No final das contas, toda a combinação do som e fúria do 11 de setembro, da Guerra ao Terror, da Longa Guerra, da Operação Isso-e-Aquilo ao longo de duas décadas, se metastizou exatamente naquilo que “Zbig” temia. O que surgiu não foi um mero rival, mas uma bem-estruturada parceria estratégica russo-chinesa, que vem dando um novo tom a toda a Eurásia.
De uma hora para outra, Washington esqueceu totalmente o terrorismo. Esse é o “inimigo”, que hoje é visto como as duas principais “ameaças estratégicas” aos Estados Unidos. Não se trata mais da al-Qaeda, em suas muitas encarnações, um frágil criação da imaginação da CIA, reabilitada e higienizada nas últimas décadas na forma dos míticos” “rebeldes moderados” da Síria.
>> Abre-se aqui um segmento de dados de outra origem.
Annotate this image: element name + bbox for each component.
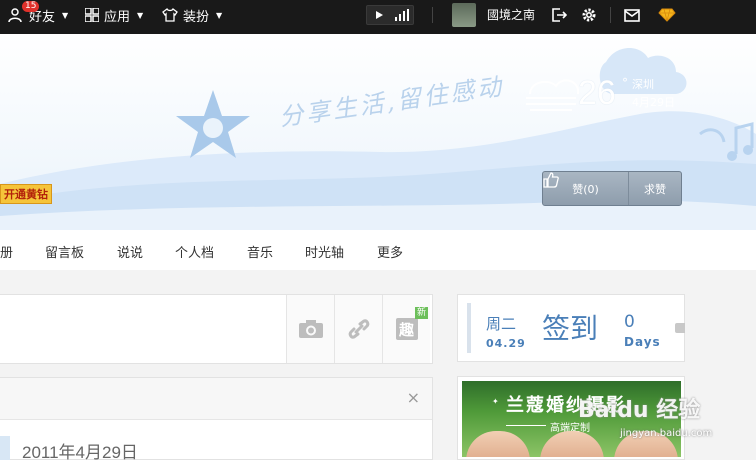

O que é ainda mais sinistro é que o absurdo conceitual da Guerra ao Terror forjada pelos neocons imediatamente após o 11 de setembro, agora vem-se transformando em uma guerra de terror (itálicos meus), utilizando, como último recurso, a jogada desesperada da CIA e do M16 na Ucrânia para “confrontar a agressão russa”.
O que fatalmente irá se espalhar para o pântano da sinofobia, uma vez que essas mesmas agências de inteligência veem a ascensão da China como “o maior desafio geopolítico e de inteligência “ do século XXI.
A Guerra ao Terror foi desmoralizada, ela agora está morta. Mas preparem-se para uma série de guerras de terror deslanchadas por um Hegêmona não acostumado a não dominar a narrativa, os mares e a terra.